Eisai is currently conducting late stage clinical trials investigating the potential of Halaven® as a single-agent therapy in the treatment of other types of cancer such as breast cancer with fewer prior treatments, non-small cell lung cancer, sarcoma, and prostate cancer with the aim of expanding the range of indications for which the agent can be used to treat.

2.Global Phase III Clinical Study (EMBRACE)

EMBRACE was an open-label, randomized, global, multi-center, parallel two-arm study designed to compare overall survival in patients treated with Halaven® versus a Treatment of Physician's Choice (TPC arm). TPC was defined as any single-agent chemotherapy, hormonal treatment or biologic therapy approved for the treatment of cancer; or palliative treatment or radiotherapy administered according to local practice. The study included 762 patients with metastatic breast cancer who previously had been treated with at least two and a maximum of five prior chemotherapies, including an anthracycline and a taxane. The vast majority (97%) of patients in the TPC arm received chemotherapy.
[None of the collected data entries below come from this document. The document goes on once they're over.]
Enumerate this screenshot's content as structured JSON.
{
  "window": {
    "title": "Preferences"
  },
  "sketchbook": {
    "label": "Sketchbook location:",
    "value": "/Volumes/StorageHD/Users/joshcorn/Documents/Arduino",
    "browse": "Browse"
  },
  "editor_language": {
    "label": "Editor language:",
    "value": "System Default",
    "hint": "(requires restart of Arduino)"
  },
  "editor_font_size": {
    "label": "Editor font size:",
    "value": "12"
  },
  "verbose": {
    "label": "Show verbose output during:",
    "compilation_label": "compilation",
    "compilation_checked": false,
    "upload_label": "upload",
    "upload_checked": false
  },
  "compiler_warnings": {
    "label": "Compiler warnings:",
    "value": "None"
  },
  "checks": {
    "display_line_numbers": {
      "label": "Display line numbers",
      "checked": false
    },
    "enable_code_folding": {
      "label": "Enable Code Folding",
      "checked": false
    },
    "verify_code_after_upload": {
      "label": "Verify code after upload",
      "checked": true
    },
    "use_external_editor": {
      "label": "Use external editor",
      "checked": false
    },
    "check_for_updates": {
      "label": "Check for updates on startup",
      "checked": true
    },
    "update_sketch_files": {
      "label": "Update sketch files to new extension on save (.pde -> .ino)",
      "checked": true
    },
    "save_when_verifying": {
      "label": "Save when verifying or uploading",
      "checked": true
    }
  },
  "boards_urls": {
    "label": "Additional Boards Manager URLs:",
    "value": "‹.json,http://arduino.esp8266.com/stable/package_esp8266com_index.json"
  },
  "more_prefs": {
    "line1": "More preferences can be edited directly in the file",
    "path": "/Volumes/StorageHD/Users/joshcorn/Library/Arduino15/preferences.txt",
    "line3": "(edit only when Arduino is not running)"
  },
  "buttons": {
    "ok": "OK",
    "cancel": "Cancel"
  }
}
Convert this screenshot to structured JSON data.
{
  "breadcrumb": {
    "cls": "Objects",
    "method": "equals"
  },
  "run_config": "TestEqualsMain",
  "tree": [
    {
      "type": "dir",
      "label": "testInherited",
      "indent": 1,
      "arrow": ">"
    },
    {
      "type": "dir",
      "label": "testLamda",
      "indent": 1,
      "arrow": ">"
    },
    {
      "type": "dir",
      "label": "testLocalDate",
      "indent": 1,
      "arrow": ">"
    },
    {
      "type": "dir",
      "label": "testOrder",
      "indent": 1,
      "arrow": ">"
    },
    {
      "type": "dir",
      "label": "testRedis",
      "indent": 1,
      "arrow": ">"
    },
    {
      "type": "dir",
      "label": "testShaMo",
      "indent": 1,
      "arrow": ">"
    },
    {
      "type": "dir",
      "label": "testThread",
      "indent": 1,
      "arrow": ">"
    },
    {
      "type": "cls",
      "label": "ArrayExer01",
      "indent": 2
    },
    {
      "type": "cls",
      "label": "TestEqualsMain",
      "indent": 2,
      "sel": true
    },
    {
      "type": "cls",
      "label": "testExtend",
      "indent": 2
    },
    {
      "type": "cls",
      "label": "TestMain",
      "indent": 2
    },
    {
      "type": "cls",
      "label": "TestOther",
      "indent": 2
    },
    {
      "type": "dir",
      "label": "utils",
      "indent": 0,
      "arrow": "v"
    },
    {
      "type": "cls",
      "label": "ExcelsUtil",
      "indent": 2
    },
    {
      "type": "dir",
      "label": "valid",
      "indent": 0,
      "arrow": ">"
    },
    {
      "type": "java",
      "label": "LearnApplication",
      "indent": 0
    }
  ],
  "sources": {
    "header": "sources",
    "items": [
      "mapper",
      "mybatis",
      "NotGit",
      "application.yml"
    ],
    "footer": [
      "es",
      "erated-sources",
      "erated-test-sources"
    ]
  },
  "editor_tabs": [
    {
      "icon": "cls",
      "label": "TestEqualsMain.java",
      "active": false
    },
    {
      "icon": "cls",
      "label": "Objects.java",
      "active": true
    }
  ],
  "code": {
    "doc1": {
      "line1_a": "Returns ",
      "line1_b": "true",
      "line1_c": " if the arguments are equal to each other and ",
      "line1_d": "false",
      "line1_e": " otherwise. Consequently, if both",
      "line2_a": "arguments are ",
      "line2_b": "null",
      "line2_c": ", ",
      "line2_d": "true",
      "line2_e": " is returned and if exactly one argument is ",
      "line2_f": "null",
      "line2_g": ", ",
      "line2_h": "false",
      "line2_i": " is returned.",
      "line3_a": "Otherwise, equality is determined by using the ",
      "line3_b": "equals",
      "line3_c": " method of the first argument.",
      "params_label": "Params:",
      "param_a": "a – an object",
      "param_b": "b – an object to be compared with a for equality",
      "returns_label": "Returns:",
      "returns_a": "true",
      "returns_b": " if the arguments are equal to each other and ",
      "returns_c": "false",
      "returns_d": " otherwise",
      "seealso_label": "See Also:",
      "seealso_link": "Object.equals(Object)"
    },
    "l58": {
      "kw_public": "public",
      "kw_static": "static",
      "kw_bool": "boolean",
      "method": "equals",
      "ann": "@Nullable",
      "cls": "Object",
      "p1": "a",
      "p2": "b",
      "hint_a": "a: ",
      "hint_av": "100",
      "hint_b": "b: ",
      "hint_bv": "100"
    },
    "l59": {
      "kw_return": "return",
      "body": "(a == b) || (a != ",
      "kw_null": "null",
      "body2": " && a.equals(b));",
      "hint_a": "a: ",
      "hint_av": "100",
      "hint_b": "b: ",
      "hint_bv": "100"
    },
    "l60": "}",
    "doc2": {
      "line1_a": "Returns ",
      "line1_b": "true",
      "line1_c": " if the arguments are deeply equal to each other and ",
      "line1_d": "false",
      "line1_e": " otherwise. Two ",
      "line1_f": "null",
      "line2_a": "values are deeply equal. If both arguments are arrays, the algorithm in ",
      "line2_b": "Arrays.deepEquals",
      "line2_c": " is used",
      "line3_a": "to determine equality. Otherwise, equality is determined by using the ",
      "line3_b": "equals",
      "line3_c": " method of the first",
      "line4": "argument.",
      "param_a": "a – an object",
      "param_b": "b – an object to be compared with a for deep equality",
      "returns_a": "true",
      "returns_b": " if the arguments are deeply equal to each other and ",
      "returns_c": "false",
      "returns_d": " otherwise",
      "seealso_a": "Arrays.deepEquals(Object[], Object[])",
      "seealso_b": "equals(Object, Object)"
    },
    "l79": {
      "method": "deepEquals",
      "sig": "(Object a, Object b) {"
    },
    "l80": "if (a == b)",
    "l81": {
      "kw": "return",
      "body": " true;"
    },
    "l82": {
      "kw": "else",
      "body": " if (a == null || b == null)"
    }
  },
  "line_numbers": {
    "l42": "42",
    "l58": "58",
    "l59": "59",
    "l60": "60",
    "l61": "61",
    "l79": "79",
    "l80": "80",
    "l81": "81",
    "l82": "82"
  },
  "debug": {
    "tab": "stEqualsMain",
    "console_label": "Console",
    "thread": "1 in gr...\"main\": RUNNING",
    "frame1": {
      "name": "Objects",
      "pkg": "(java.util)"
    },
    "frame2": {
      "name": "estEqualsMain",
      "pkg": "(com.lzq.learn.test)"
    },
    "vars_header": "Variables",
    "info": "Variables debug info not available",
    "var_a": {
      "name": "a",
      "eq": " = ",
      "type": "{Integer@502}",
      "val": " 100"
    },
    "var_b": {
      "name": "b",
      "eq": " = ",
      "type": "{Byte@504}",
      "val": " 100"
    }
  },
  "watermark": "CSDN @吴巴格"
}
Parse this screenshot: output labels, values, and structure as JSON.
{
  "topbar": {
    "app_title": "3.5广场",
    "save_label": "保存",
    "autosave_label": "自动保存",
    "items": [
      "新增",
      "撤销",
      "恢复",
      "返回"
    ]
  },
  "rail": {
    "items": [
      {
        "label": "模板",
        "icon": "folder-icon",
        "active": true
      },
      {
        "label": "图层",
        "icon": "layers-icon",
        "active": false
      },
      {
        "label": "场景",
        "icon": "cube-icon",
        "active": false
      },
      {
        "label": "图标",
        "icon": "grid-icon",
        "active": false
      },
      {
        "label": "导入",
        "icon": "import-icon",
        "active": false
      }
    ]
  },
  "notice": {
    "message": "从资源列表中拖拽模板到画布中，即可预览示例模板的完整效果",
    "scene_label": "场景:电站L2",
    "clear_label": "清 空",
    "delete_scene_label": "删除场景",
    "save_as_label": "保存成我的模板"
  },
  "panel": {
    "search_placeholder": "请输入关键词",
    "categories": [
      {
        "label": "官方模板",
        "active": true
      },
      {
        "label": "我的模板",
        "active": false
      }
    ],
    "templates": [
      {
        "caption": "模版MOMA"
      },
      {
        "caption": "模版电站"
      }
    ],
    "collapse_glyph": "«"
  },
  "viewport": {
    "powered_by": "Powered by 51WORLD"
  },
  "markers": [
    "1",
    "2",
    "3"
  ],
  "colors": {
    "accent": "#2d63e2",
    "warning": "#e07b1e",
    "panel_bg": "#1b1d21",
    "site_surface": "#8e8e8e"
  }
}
The most common adverse reactions (incidence greater than or equal to 25%) among patients treated with Halaven® were asthenia (fatigue), neutropenia, anemia, alopecia (hair loss), peripheral neuropathy (numbness and tingling in arms, legs and other parts of the body), nausea and constipation. The most common serious side effects reported in patients receiving Halaven® were neutropenia with or without fever (4% and 2%, respectively). The most common adverse reaction resulting in discontinuation of treatment with Halaven® was peripheral neuropathy (5%).